🤖 AI Summary
Generating 3D molecular structures de novo for drug discovery remains challenging due to the difficulty of simultaneously ensuring 2D topological validity and 3D physical realism. Method: We propose Megalodon, a scalable equivariant Transformer architecture featuring a novel continuous–discrete joint denoising objective that unifies diffusion modeling and flow matching, coupled with an energy-guided 3D structure evaluation benchmark. Technically, it achieves synergistic optimization of 2D topological constraints and 3D conformational physics via geometrically invariant modeling and multi-granularity molecular representation learning. Results: The 40M-parameter model achieves state-of-the-art performance across multiple 3D generation and energy-based benchmarks: it increases the yield of valid large-molecule generations by 49× and reduces the average energy of lowest-energy conformers by 2–10× compared to prior methods.
📝 Abstract
De novo 3D molecule generation is a pivotal task in drug discovery. However, many recent geometric generative models struggle to produce high-quality 3D structures, even if they maintain 2D validity and topological stability. To tackle this issue and enhance the learning of effective molecular generation dynamics, we present Megalodon-a family of scalable transformer models. These models are enhanced with basic equivariant layers and trained using a joint continuous and discrete denoising co-design objective.

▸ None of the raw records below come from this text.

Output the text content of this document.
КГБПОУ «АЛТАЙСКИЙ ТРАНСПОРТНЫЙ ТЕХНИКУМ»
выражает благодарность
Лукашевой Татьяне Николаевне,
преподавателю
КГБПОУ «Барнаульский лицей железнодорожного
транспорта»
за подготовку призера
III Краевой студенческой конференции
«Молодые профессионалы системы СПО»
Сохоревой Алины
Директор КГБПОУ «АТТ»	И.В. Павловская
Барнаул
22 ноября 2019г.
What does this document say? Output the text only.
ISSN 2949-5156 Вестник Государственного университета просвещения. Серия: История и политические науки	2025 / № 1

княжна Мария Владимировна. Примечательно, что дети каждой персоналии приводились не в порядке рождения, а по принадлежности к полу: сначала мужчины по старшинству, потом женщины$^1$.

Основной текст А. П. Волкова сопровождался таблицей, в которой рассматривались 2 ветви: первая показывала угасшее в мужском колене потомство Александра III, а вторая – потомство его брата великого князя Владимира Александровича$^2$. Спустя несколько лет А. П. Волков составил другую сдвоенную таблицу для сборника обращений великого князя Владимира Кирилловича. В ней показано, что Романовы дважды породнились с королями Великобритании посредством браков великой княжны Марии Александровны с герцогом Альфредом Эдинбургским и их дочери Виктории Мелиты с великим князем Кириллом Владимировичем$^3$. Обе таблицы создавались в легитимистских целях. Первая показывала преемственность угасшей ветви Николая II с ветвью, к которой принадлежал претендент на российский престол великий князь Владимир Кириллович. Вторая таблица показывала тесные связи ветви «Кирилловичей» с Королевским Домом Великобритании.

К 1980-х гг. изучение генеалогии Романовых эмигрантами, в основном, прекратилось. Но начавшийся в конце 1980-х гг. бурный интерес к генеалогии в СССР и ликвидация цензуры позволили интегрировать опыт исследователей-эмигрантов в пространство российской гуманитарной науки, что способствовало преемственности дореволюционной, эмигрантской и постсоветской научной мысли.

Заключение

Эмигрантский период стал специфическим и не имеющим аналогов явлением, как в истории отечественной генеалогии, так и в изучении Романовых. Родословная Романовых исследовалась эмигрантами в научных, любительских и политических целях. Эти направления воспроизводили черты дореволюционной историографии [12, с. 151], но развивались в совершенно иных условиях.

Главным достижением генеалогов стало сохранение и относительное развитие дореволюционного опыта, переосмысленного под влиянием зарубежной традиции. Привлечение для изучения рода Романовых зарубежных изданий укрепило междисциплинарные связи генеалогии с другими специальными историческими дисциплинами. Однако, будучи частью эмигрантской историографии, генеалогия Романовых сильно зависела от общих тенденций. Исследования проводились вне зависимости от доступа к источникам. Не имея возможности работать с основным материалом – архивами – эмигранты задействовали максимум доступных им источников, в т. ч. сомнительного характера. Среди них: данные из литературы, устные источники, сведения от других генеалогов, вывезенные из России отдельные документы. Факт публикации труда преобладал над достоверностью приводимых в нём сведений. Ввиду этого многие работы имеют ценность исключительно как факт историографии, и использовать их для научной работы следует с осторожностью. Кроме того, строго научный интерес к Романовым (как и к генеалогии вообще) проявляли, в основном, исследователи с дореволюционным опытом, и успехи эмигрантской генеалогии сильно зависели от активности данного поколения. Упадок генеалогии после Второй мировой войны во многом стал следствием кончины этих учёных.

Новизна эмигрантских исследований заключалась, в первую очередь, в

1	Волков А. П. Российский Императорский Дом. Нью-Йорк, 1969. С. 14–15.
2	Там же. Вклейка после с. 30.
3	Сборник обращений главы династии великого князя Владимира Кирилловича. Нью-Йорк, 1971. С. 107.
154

We assess Megalodon's performance on established molecule generation benchmarks and introduce new 3D structure benchmarks that evaluate a model's capability to generate realistic molecular structures, particularly focusing on energetics. We show that Megalodon achieves state-of-the-art results in 3D molecule generation, conditional structure generation, and structure energy benchmarks using diffusion and flow matching. Furthermore, doubling the number of parameters in Megalodon to 40M significantly enhances its performance, generating up to 49x more valid large molecules and achieving energy levels that are 2-10x lower than those of the best prior generative models.